Unlike Washington, Starbucks USA, Schultz said, was doing its part, hiring 200 workers a day to remodel existing stores and staff new ones. But he insisted it was time to put aside partisan squabbling and do more to get the economy moving. Backing another end-run around the federal government, he still remained sensitive to the current political moment. He pledged to kick-start the nation’s economy without raising taxes.
Starting on November 1, Starbucks will begin to collect donations of $5 or more from customers – that is just about the price of a grande mocha frappuccino – to build its “Jobs for USA” program. With the funds, Starbucks, working with its nonprofit partner the Opportunity Finance Network, will provide loans to small businesses and community groups around the country. Everyone who chips in will get a red, white, and blue wristband that says “Indivisible” and broadcasts their allegiance to the Starbucks, USA flag.
Governing with Band-Aides
“I would beg [Washington],” Howard Schultz pleaded when he announced his jobs stimulus package, “[to] wake up and understand you took an oath of office to represent the country, not personal ideology.”
Many share Schultz’s frustrations. That’s why people they are listening to him and looking to Starbucks to save us.
Every recent opinion poll shows that Americans, like Schultz, have lost faith in the ability of Washington and State Houses, Congress and the president, Republicans and Democrats to tackle the problems we face at home and around the world. Yet we still want solutions. We haven’t given up trying to fix things. That is what Starbucks is offering -- solutions to the deep-seated problems that used to be solved by government. Citizens have responded, in turn, by out-sourcing their politics to the companies they do business with.

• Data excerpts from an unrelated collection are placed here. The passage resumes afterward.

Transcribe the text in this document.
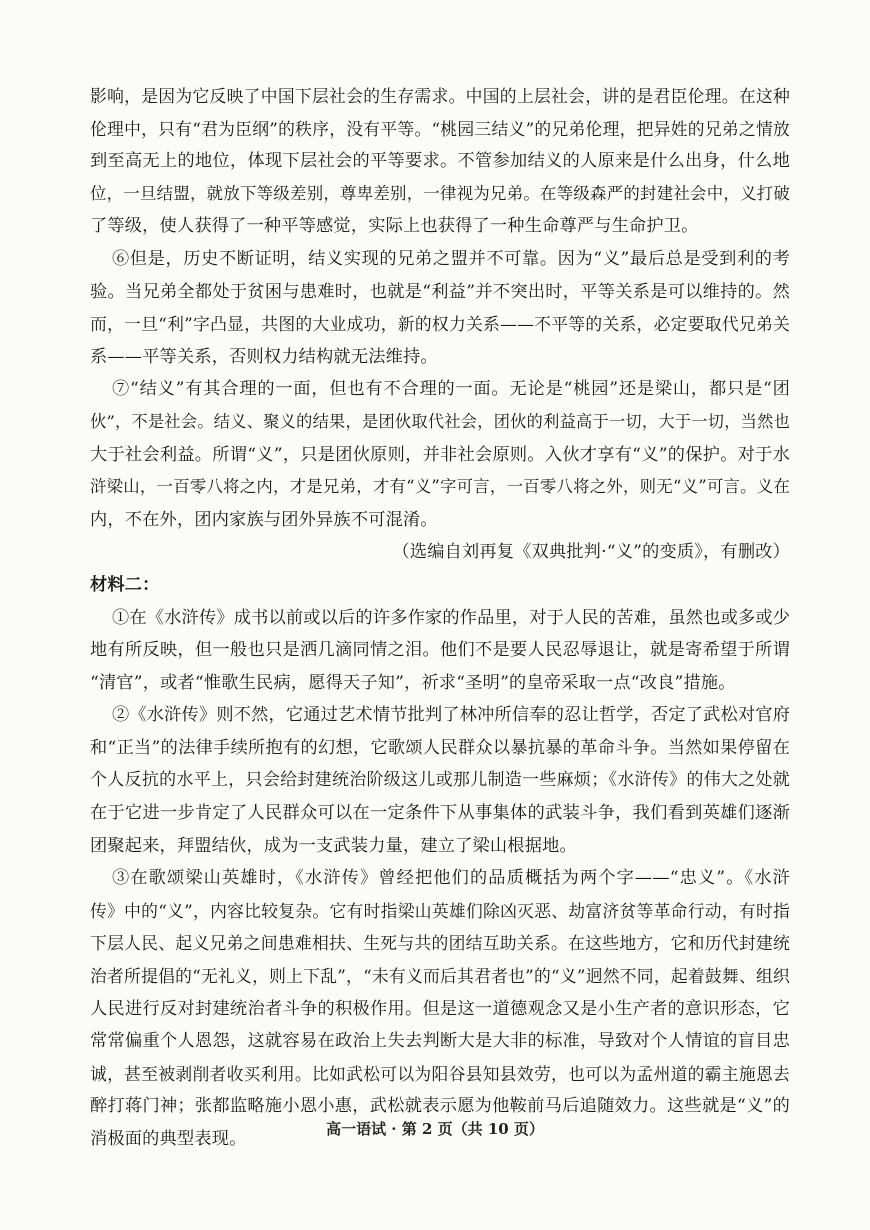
影响，是因为它反映了中国下层社会的生存需求。中国的上层社会，讲的是君臣伦理。在这种
伦理中，只有“君为臣纲”的秩序，没有平等。“桃园三结义”的兄弟伦理，把异姓的兄弟之情放
到至高无上的地位，体现下层社会的平等要求。不管参加结义的人原来是什么出身，什么地
位，一旦结盟，就放下等级差别，尊卑差别，一律视为兄弟。在等级森严的封建社会中，义打破
了等级，使人获得了一种平等感觉，实际上也获得了一种生命尊严与生命护卫。
⑥但是，历史不断证明，结义实现的兄弟之盟并不可靠。因为“义”最后总是受到利的考
验。当兄弟全都处于贫困与患难时，也就是“利益”并不突出时，平等关系是可以维持的。然
而，一旦“利”字凸显，共图的大业成功，新的权力关系——不平等的关系，必定要取代兄弟关
系——平等关系，否则权力结构就无法维持。
⑦“结义”有其合理的一面，但也有不合理的一面。无论是“桃园”还是梁山，都只是“团
伙”，不是社会。结义、聚义的结果，是团伙取代社会，团伙的利益高于一切，大于一切，当然也
大于社会利益。所谓“义”，只是团伙原则，并非社会原则。入伙才享有“义”的保护。对于水
浒梁山，一百零八将之内，才是兄弟，才有“义”字可言，一百零八将之外，则无“义”可言。义在
内，不在外，团内家族与团外异族不可混淆。
（选编自刘再复《双典批判·“义”的变质》，有删改）
材料二：
①在《水浒传》成书以前或以后的许多作家的作品里，对于人民的苦难，虽然也或多或少
地有所反映，但一般也只是洒几滴同情之泪。他们不是要人民忍辱退让，就是寄希望于所谓
“清官”，或者“惟歌生民病，愿得天子知”，祈求“圣明”的皇帝采取一点“改良”措施。
②《水浒传》则不然，它通过艺术情节批判了林冲所信奉的忍让哲学，否定了武松对官府
和“正当”的法律手续所抱有的幻想，它歌颂人民群众以暴抗暴的革命斗争。当然如果停留在
个人反抗的水平上，只会给封建统治阶级这儿或那儿制造一些麻烦；《水浒传》的伟大之处就
在于它进一步肯定了人民群众可以在一定条件下从事集体的武装斗争，我们看到英雄们逐渐
团聚起来，拜盟结伙，成为一支武装力量，建立了梁山根据地。
③在歌颂梁山英雄时，《水浒传》曾经把他们的品质概括为两个字——“忠义”。《水浒
传》中的“义”，内容比较复杂。它有时指梁山英雄们除凶灭恶、劫富济贫等革命行动，有时指
下层人民、起义兄弟之间患难相扶、生死与共的团结互助关系。在这些地方，它和历代封建统
治者所提倡的“无礼义，则上下乱”，“未有义而后其君者也”的“义”迥然不同，起着鼓舞、组织
人民进行反对封建统治者斗争的积极作用。但是这一道德观念又是小生产者的意识形态，它
常常偏重个人恩怨，这就容易在政治上失去判断大是大非的标准，导致对个人情谊的盲目忠
诚，甚至被剥削者收买利用。比如武松可以为阳谷县知县效劳，也可以为孟州道的霸主施恩去
醉打蒋门神；张都监略施小恩小惠，武松就表示愿为他鞍前马后追随效力。这些就是“义”的
消极面的典型表现。	高一语试 · 第 2 页（共 10 页）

But neither Starbucks nor the Gap or Ben and Jerry’s can’t solve the big problems, no matter how hard it hard tries. They can barely cover them up with band-aids. Schultz’s five-dollar donations will surely help a few entrepreneurs create jobs, perhaps hundreds of jobs, but they can’t make up the 7.9 million jobs lost since 2008. A few pennies more for a pound of Rwanda coffee will help some growers there, but it won’t get this country back on track or make up for decades of imperial plunder. And those Starbucks coffee cups made out of recycled fibers can’t stop climate change. They can’t even be recycled.

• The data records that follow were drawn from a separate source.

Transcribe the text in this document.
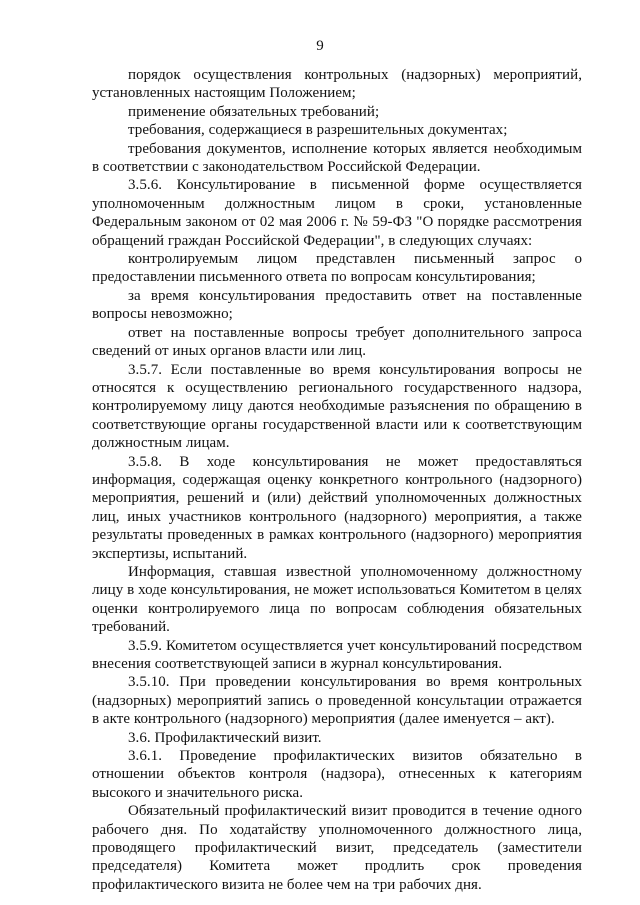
9

порядок осуществления контрольных (надзорных) мероприятий, установленных настоящим Положением;

применение обязательных требований;

требования, содержащиеся в разрешительных документах;

требования документов, исполнение которых является необходимым в соответствии с законодательством Российской Федерации.

3.5.6. Консультирование в письменной форме осуществляется уполномоченным должностным лицом в сроки, установленные Федеральным законом от 02 мая 2006 г. № 59-ФЗ "О порядке рассмотрения обращений граждан Российской Федерации", в следующих случаях:

контролируемым лицом представлен письменный запрос о предоставлении письменного ответа по вопросам консультирования;

за время консультирования предоставить ответ на поставленные вопросы невозможно;

ответ на поставленные вопросы требует дополнительного запроса сведений от иных органов власти или лиц.

3.5.7. Если поставленные во время консультирования вопросы не относятся к осуществлению регионального государственного надзора, контролируемому лицу даются необходимые разъяснения по обращению в соответствующие органы государственной власти или к соответствующим должностным лицам.

3.5.8. В ходе консультирования не может предоставляться информация, содержащая оценку конкретного контрольного (надзорного) мероприятия, решений и (или) действий уполномоченных должностных лиц, иных участников контрольного (надзорного) мероприятия, а также результаты проведенных в рамках контрольного (надзорного) мероприятия экспертизы, испытаний.

Информация, ставшая известной уполномоченному должностному лицу в ходе консультирования, не может использоваться Комитетом в целях оценки контролируемого лица по вопросам соблюдения обязательных требований.

3.5.9. Комитетом осуществляется учет консультирований посредством внесения соответствующей записи в журнал консультирования.

3.5.10. При проведении консультирования во время контрольных (надзорных) мероприятий запись о проведенной консультации отражается в акте контрольного (надзорного) мероприятия (далее именуется – акт).

3.6. Профилактический визит.

3.6.1. Проведение профилактических визитов обязательно в отношении объектов контроля (надзора), отнесенных к категориям высокого и значительного риска.

Обязательный профилактический визит проводится в течение одного рабочего дня. По ходатайству уполномоченного должностного лица, проводящего профилактический визит, председатель (заместители председателя) Комитета может продлить срок проведения профилактического визита не более чем на три рабочих дня.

What Starbucks USA’s policies do offer us is a chance to feel better, to see ourselves as not as part of the problem, but as part of the solution. We are willing to pay the latte tax for this pat on the back. To quote a Starbucks sign, “Way to Go You!”
Bryant Simon is professor of History at Temple University. He is the author of Everything But the Coffee: Learning about America Through Starbucks.